A pair of Australian scientists claims to have come up with a circular solution to the world’s plastic waste problem: by developing a technology that effectively melts polymers down into reusable oil. For the past 12 years, Len Humphreys and Sydney University professor Thomas Maschmeyer have been working on the creation of the Catalytic Hydrothermal Reactor (Cat-HTR), which uses a chemical process to recycle plastic by turning it back into the oil from which it originally came. It’s thought that such technology could be used to make all plastics recyclable.
“Basically, it's a technology which breaks down plastics through heat,” Maschmeyer told VICE over the phone. “And we do that in a way that is more controlled than other technologies.”
The most well-known of these other technologies is currently something called pyrolysis, which essentially dissolves materials by exposing them to extreme temperatures. But Maschmeyer pointed out that this process has limitations. There are many types of plastic that can’t be recycled with pyrolysis, for one, and those that are, often don’t get completely broken down. Then there’s mechanical recycling, which relies on extremely well sorted, high purity streams of plastic and can only recycle a small fraction of the plastics around the world.
According to Maschmeyer and Humphreys, Cat-HTR is different.
“Unlike other techniques such as pyrolysis, the Cat-HTR can recycle a mix of plastics including PET, polypropylene, polystyrene, soft plastics, and multilayer flexible plastic packaging,” Humphreys explained over email. “This increases the total quantity of plastic that can be recycled and, therefore, the process economics. The Cat-HTR also produces a high yield of oil from plastic (around 85 percent oil... that can be recycled back through the process).”
The Cat-HTR’s “hydrothermal” mechanism more or less works by exposing the plastics to supercritical water (that is, water at extremely high temperature and pressure) and breaking them down through thermal decomposition: turning otherwise unrecyclable materials into oil. That oil can then be turned back into plastic or used to produce solvents, lubricants, fuels—even roads. More significantly, though, Humphreys suggests that such technology could “fill the gap by recycling plastic that can’t be recycled mechanically.”
Regardless of whether or not you put it in the right bin, the inconvenient truth is that the majority of post-consumer plastic doesn’t get recycled. Instead, they end up in landfills. Humphreys hopes that the combination of physical recycling with chemical processes such as those performed by the Cat-HTR “will allow us to become plastic neutral.”
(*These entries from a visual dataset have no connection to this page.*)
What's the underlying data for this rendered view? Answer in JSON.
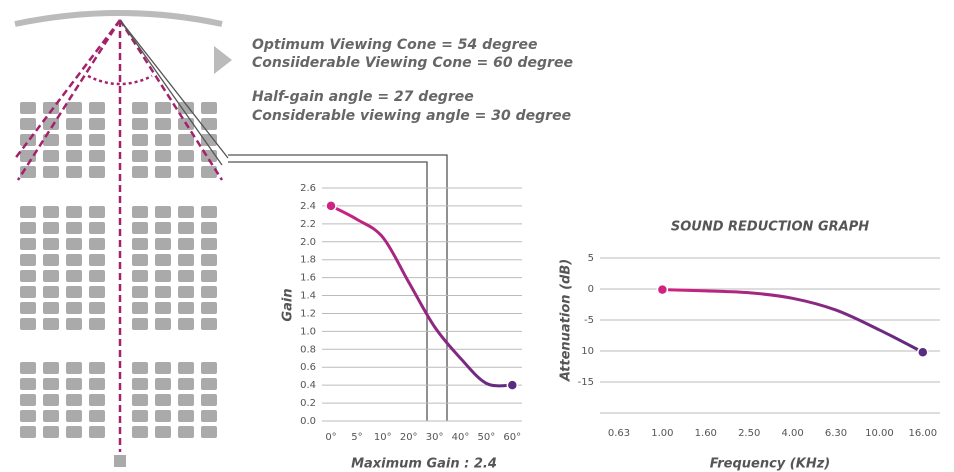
{
  "diagram": {
    "lines": [
      "Optimum Viewing Cone = 54 degree",
      "Consiiderable Viewing Cone = 60 degree",
      "Half-gain angle = 27 degree",
      "Considerable viewing angle = 30 degree"
    ]
  },
  "chart_data": [
    {
      "type": "line",
      "ylabel": "Gain",
      "xlabel": "Maximum Gain : 2.4",
      "categories": [
        "0°",
        "5°",
        "10°",
        "20°",
        "30°",
        "40°",
        "50°",
        "60°"
      ],
      "series": [
        {
          "color": "#c8237f",
          "values": [
            2.4,
            2.25,
            2.05,
            1.55,
            1.05,
            0.7,
            0.42,
            0.4
          ]
        }
      ],
      "ylim": [
        0,
        2.6
      ],
      "yticks": [
        {
          "value": 0,
          "label": "0.0"
        },
        0.2,
        0.4,
        0.6,
        0.8,
        {
          "value": 1,
          "label": "1.0"
        },
        1.2,
        1.4,
        1.6,
        1.8,
        {
          "value": 2,
          "label": "2.0"
        },
        2.2,
        2.4,
        2.6
      ],
      "grid": true
    },
    {
      "type": "line",
      "title": "SOUND REDUCTION GRAPH",
      "ylabel": "Attenuation (dB)",
      "xlabel": "Frequency (KHz)",
      "categories": [
        "0.63",
        "1.00",
        "1.60",
        "2.50",
        "4.00",
        "6.30",
        "10.00",
        "16.00"
      ],
      "series": [
        {
          "color": "#c8237f",
          "values": [
            null,
            -0.1,
            -0.3,
            -0.6,
            -1.5,
            -3.4,
            -6.6,
            -10.2
          ]
        }
      ],
      "ylim": [
        -20,
        5
      ],
      "yticks": [
        5,
        0,
        -5,
        {
          "value": -10,
          "label": "10"
        },
        -15
      ],
      "grid": true
    }
  ]
}
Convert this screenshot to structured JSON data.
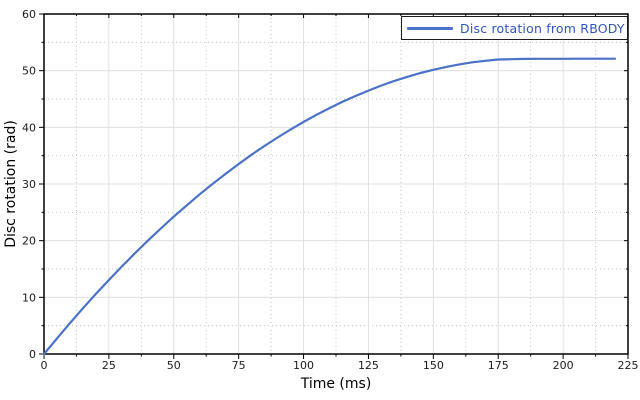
{
  "figure": {
    "background": "#ffffff",
    "frame_color": "#000000",
    "grid_major_color": "#e0e0e0",
    "grid_minor_color": "#c8c8c8",
    "tick_color": "#000000",
    "tick_label_color": "#1a1a1a",
    "legend_text_color": "#2f55c2",
    "legend_border_color": "#1c1c1c"
  },
  "chart_data": {
    "type": "line",
    "title": "",
    "xlabel": "Time (ms)",
    "ylabel": "Disc rotation (rad)",
    "xlim": [
      0,
      225
    ],
    "ylim": [
      0,
      60
    ],
    "xticks": [
      0,
      25,
      50,
      75,
      100,
      125,
      150,
      175,
      200,
      225
    ],
    "yticks": [
      0,
      10,
      20,
      30,
      40,
      50,
      60
    ],
    "x_minor_step": 12.5,
    "y_minor_step": 5,
    "grid": "major solid, minor dotted",
    "legend_position": "top-right",
    "series": [
      {
        "name": "Disc rotation from RBODY",
        "color": "#4a72c8",
        "x": [
          0,
          5,
          10,
          15,
          20,
          25,
          30,
          35,
          40,
          45,
          50,
          55,
          60,
          65,
          70,
          75,
          80,
          85,
          90,
          95,
          100,
          105,
          110,
          115,
          120,
          125,
          130,
          135,
          140,
          145,
          150,
          155,
          160,
          165,
          170,
          175,
          180,
          185,
          190,
          195,
          200,
          205,
          210,
          215,
          220
        ],
        "y": [
          0,
          2.76,
          5.45,
          8.06,
          10.6,
          13.06,
          15.45,
          17.76,
          20.0,
          22.15,
          24.24,
          26.25,
          28.18,
          30.04,
          31.82,
          33.53,
          35.17,
          36.72,
          38.21,
          39.62,
          40.95,
          42.21,
          43.39,
          44.5,
          45.53,
          46.49,
          47.38,
          48.19,
          48.92,
          49.58,
          50.16,
          50.67,
          51.11,
          51.47,
          51.75,
          51.97,
          52.03,
          52.08,
          52.1,
          52.1,
          52.1,
          52.11,
          52.11,
          52.12,
          52.12
        ]
      }
    ]
  }
}
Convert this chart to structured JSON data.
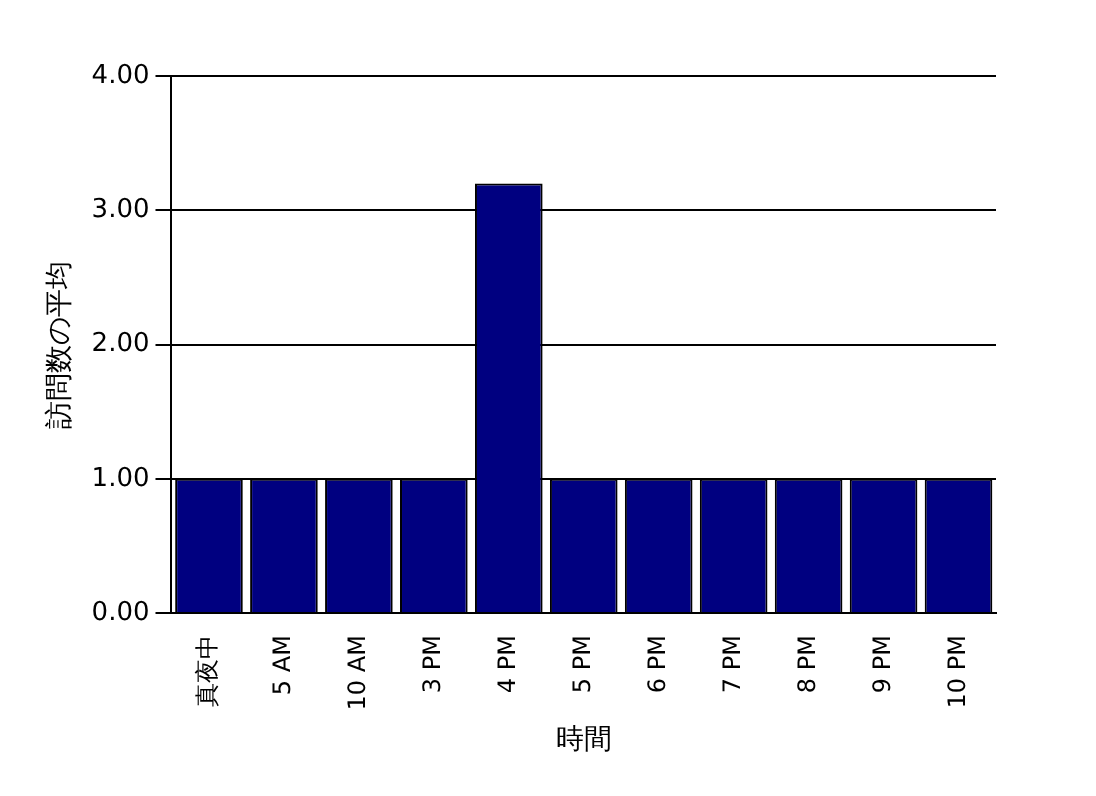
{
  "chart_data": {
    "type": "bar",
    "xlabel": "時間",
    "ylabel": "訪問数の平均",
    "categories": [
      "真夜中",
      "5 AM",
      "10 AM",
      "3 PM",
      "4 PM",
      "5 PM",
      "6 PM",
      "7 PM",
      "8 PM",
      "9 PM",
      "10 PM"
    ],
    "series": [
      {
        "color": "#000080",
        "values": [
          1,
          1,
          1,
          1,
          3.2,
          1,
          1,
          1,
          1,
          1,
          1
        ]
      }
    ],
    "ylim": [
      0,
      4
    ],
    "yticks": [
      {
        "value": 0,
        "label": "0.00"
      },
      {
        "value": 1,
        "label": "1.00"
      },
      {
        "value": 2,
        "label": "2.00"
      },
      {
        "value": 3,
        "label": "3.00"
      },
      {
        "value": 4,
        "label": "4.00"
      }
    ],
    "grid": "y"
  }
}
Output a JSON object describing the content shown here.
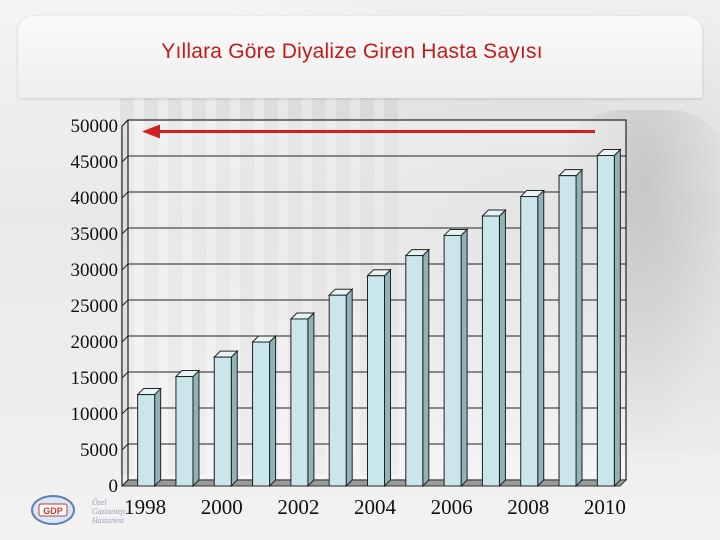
{
  "slide": {
    "title": "Yıllara Göre Diyalize Giren Hasta Sayısı",
    "logo_text": [
      "Özel",
      "Gaziantep",
      "Hastanesi"
    ],
    "logo_mark": "GDP"
  },
  "chart_data": {
    "type": "bar",
    "title": "Yıllara Göre Diyalize Giren Hasta Sayısı",
    "categories": [
      "1998",
      "1999",
      "2000",
      "2001",
      "2002",
      "2003",
      "2004",
      "2005",
      "2006",
      "2007",
      "2008",
      "2009",
      "2010"
    ],
    "values": [
      12700,
      15200,
      17900,
      20000,
      23200,
      26500,
      29200,
      32000,
      34800,
      37500,
      40200,
      43100,
      45900
    ],
    "x_tick_labels": [
      "1998",
      "2000",
      "2002",
      "2004",
      "2006",
      "2008",
      "2010"
    ],
    "y_tick_labels": [
      "0",
      "5000",
      "10000",
      "15000",
      "20000",
      "25000",
      "30000",
      "35000",
      "40000",
      "45000",
      "50000"
    ],
    "ylim": [
      0,
      50000
    ],
    "grid": true,
    "bar_color": "#c9e6ea",
    "arrow_color": "#d21f1f",
    "title_color": "#c41a1a"
  }
}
There are currently plans to build two plants that use Cat-HTR technology: the first in the UK, which is set to undergo construction in 2020, and the second on the central coast of New South Wales, Australia, where a pilot plant is already in operation. Further to those, Maschmeyer revealed that he and Humphreys are in negotiations to grant licenses to a number of companies around the globe.
Demand for efficient and effective plastic recycling technology is high, he explains, since China stopped importing and burning much of the world’s plastic in 2018. “They’ve now stopped that practice, so this material stream is available and it allows us to really kickstart that circular economy and have this plastic, those molecules, going round and round and being reused over and over again,” he said.
The implications of this “circular economy” are huge—not just in the way we approach recycling processes in the future, but also the way we think about plastics in general.
“We believe [this technology will lead to] a paradigm shift for the world,” Machmeyer declared. “This will change the discussion from plastic as a problem to plastic as a valuable resource. It'll change the way people approach collecting it, and it will lead to a dramatic reduction in environmental pollution.”
"The result is that we can use plastic," he continued, "and plastic is fantastic—it's cheap, it's durable, it's safe, it's hygienic, it helps food not going off, it helps in hospitals. Plastic has huge applications everywhere. But once we have used it, what do we do with it at the end of its life? That was a big problem: disposing of it. Our technology allows us to basically have our cake and eat it too. So we can use it, and then we can reuse it.
“That technology was missing. Now it’s available.”